Дело в том, что Мережковский полагал, что аскетический образ Христа Нового – «Второго» Завета в Завете «Третьем» должен быть восполнен чертами «жизнеутверждающих» богов древности: именно «Боги Атлантиды укажут ей [Европе] путь к Неизвестному», а не Церковь, не традиция отцов. Подобно тому, как по тени на песке мы можем вообразить себе образ отбросившего ее тела, так, вглядываясь в лица древних богов, мы узнаём Того, Кто доселе не был узнан. «Воскрешение» этих «мертвецов» всегда импонировало Мережковскому: именно отсюда проистекает его глубокая – философская и человеческая любовь к Ренессансу, явленная еще в раннем – 1900 года – романе «Воскресшие боги». Анализируя мифы, давшие сюжеты мистериям, Мережковский намечает черты, присущие всем мистериальным божествам, долженствующие при этом определить и образ Неизвестного: «Все они любят людей, страдают и умирают за них; все – от Диониса преэллинского до Кветцалькоатля древнемексиканского – соединяют в себе “мужское с женским в прекраснейшую гармонию” [аллюзия на Гераклитов известный фрагмент, в сочетании с одним из аграфов. – Н. Б.]; все благовествуют любовь братски-брач-ную – “да будут два едино” [аграф, любимый Мережковским. – Н. БД конец войны»[528].Как видно, главное, чем Мережковский хочет «обогатить» Евангелие, «восполнить» новозаветный образ Христа – это идея полег.

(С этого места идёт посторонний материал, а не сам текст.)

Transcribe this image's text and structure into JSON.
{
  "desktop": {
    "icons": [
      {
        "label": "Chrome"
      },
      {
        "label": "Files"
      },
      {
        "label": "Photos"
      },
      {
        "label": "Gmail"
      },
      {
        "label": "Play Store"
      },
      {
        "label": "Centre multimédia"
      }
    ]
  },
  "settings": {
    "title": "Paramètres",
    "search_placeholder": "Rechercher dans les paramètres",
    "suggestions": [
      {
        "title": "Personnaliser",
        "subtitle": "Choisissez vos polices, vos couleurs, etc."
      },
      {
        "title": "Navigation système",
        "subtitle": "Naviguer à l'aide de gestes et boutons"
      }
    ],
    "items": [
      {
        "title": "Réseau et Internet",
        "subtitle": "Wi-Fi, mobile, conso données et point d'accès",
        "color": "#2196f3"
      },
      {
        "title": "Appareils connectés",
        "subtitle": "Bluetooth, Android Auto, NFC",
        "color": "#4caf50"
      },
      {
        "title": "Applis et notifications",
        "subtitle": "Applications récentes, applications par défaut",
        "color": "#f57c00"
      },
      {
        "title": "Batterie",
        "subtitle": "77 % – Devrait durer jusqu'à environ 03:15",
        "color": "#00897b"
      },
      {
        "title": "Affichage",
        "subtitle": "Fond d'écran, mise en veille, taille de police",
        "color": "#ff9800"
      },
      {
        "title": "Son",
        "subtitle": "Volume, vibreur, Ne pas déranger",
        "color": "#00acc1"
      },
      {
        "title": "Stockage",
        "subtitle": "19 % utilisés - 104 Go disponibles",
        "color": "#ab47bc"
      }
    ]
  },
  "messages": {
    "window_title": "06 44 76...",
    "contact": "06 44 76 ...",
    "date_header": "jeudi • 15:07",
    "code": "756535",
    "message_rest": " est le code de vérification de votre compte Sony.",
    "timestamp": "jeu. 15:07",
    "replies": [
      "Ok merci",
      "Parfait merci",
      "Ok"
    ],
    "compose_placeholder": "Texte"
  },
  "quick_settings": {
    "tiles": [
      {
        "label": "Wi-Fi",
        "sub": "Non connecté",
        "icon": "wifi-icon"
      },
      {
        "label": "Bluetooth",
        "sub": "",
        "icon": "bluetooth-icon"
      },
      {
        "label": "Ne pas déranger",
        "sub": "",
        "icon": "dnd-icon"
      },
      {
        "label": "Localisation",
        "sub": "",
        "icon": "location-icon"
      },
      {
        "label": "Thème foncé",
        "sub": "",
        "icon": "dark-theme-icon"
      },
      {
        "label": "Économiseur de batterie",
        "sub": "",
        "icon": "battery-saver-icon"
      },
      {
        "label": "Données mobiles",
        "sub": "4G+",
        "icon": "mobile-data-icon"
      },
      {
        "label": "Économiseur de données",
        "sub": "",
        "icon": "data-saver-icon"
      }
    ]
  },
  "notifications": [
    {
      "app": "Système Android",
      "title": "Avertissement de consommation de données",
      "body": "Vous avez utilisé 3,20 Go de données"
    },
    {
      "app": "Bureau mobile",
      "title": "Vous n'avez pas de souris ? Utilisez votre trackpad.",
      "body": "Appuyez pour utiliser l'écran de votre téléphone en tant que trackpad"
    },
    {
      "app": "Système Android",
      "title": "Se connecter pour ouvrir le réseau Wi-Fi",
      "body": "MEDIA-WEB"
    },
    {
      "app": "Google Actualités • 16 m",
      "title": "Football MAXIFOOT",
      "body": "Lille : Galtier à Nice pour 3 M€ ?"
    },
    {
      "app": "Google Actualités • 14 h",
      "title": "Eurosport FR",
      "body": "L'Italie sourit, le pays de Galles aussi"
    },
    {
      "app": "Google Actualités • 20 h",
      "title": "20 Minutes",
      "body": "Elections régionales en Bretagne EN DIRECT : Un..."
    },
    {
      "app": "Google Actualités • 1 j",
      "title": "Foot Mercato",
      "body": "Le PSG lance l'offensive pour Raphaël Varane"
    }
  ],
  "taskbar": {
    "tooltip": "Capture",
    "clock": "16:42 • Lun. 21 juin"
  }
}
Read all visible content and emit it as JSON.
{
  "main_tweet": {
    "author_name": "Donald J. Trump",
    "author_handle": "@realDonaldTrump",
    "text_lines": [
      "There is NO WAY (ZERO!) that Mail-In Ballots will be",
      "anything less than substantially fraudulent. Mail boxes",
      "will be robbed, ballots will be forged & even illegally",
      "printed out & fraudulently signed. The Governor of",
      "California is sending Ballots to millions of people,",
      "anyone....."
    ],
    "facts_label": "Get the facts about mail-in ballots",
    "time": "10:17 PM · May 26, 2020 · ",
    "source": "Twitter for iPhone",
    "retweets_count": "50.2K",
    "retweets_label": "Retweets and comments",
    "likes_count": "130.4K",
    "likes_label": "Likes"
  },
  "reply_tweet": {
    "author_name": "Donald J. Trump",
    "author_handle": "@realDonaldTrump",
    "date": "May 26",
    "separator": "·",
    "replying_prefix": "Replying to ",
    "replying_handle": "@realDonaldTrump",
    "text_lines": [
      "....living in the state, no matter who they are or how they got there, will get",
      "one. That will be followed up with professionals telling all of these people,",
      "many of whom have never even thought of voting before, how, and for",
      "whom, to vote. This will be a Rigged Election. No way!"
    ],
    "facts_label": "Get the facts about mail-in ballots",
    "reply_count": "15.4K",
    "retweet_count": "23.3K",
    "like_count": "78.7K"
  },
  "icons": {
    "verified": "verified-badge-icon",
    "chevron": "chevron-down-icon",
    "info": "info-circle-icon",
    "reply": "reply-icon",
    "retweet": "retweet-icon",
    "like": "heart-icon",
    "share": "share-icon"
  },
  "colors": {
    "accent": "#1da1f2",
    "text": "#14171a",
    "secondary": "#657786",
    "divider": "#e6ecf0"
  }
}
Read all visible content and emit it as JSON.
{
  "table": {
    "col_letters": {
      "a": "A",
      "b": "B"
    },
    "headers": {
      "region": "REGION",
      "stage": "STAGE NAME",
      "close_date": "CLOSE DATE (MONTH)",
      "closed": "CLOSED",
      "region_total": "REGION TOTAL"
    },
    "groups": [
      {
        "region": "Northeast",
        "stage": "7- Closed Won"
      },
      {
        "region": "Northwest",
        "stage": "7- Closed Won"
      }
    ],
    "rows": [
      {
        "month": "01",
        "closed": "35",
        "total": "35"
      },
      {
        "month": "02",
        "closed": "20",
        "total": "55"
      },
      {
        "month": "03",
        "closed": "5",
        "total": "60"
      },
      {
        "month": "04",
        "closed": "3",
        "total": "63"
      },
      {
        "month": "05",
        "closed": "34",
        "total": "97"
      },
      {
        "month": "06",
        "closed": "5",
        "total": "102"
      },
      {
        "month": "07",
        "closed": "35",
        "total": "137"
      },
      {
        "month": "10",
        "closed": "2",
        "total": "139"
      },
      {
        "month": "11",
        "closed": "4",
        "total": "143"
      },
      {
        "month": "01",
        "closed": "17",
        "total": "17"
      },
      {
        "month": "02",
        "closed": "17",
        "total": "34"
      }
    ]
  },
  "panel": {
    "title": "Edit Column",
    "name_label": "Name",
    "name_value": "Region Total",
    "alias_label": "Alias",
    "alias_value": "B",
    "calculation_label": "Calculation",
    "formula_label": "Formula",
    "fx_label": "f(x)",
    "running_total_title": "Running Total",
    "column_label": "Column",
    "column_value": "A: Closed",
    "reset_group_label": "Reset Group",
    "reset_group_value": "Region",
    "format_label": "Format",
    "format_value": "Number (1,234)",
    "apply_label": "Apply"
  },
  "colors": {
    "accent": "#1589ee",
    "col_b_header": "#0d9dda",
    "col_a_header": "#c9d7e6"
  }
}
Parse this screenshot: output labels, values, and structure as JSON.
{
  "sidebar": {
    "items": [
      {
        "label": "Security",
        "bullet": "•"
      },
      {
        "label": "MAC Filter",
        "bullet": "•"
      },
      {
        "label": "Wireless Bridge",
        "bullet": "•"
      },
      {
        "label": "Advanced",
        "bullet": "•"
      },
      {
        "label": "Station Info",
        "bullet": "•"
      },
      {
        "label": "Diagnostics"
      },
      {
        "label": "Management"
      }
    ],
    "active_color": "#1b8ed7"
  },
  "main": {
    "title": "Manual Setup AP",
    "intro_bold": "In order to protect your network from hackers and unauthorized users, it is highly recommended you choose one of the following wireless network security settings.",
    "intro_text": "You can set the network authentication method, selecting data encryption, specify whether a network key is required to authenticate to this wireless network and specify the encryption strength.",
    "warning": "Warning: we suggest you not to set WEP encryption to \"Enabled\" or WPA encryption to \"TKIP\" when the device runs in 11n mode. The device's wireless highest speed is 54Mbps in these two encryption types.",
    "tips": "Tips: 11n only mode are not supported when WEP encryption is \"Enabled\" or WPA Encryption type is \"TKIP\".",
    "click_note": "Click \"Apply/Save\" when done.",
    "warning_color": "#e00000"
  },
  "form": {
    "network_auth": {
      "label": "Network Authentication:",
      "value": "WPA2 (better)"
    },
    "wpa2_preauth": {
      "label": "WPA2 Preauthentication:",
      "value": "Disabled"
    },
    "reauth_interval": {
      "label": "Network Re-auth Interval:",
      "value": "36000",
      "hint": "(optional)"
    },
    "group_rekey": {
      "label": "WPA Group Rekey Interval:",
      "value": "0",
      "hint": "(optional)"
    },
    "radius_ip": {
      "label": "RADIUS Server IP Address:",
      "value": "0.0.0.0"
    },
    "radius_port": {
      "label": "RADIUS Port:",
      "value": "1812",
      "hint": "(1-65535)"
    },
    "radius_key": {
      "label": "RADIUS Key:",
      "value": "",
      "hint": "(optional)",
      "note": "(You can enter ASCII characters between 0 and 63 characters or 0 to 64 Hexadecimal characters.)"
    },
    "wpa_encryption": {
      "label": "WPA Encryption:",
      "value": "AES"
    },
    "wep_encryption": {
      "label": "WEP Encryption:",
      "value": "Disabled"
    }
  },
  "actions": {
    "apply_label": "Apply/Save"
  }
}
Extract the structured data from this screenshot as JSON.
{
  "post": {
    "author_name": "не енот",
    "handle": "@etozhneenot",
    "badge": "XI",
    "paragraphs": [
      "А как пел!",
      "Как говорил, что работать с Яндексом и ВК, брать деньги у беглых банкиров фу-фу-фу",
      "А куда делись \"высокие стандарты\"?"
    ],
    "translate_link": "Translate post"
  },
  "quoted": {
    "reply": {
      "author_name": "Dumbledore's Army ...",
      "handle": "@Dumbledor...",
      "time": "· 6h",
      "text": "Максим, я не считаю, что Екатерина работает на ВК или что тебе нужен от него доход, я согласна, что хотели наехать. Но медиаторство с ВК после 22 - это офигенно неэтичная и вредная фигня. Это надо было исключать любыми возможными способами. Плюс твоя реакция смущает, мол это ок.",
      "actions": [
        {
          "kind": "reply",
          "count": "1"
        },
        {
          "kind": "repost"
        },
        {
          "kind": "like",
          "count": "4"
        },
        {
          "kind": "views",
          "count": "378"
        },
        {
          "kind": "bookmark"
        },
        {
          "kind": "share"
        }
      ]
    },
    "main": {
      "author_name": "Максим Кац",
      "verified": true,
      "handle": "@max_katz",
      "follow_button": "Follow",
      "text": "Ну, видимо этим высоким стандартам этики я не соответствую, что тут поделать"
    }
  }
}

Иисус – по своей природе Андрогин, и при этом Он связан узами духовно-плотской любви с «Возлюбленной» – то ли «другой Марией» (или «женой-грешницей», или Марией Магдалиной) Евангелия, то ли таинственной сестрой-близнецом Иисуса из гностического текста «Пистис София». Христос – новый Озирис – не должен ли Он, «Тело», уподобиться Своей египетской «тени» и в любви к сестре-жене, – любви, воскрешающей Его от смертного сна?! Мы ныне наблюдаем всплеск жгучего интереса к «личной» жизни Иисуса из Назарета (классический образец этих спекуляций – роман «Код да Винчи» Дэна Брауна), – Мережковский на русской почве был здесь пионером. Еще во времена ТД (1900) он придумал словцо «святое сладострастие», которым будто бы были охвачены едва ли не все героини Евангелия, следующие за Учителем: «Для нас это самая темная, не “вмещенная” сторона христианства»[529]. Однако ранний Мережковский брал в свой «Завет» не один сладострастный пол, но всю «нижнюю бездну» зла: «Зло не для зла, а для нового высшего добра». В «кажущемся кощунстве» будь оно доведено до конца, «скрыто утверждение» высшего порядка, почему, согласно этой странной герменевтике, деревенскому парню из «Дневника писателя» Достоевского, вздумавшему расстрелять Святые Дары, и явился распятый Христос, словно оправдывая его намерение[530].Этот примитивный постницшевский люциферизм, – попросту говоря, сатанизм, к 1920-м годам был все-таки Мережковским преодолен. После 1917 года в Причастие в России стреляли постоянно, – в буквальном и фигуральном смысле; антихрист явил себя уже не в «интересном» образе базельского профессора, а в обличье палачей ЧК. Это, надо думать, отчасти отрезвило «благовестника» «Третьего Завета»: эпатирующих прямых кощунств в трилогии 1910-30-х гг. всё же нет. Но вот, это исследование древних культов было предпринято ради апологии «святого пола» – «силы воскрешающей»: «…В братски-брачной, небесно-земной любви, агапэ-эросе <…> лицо Неизвестного»[531]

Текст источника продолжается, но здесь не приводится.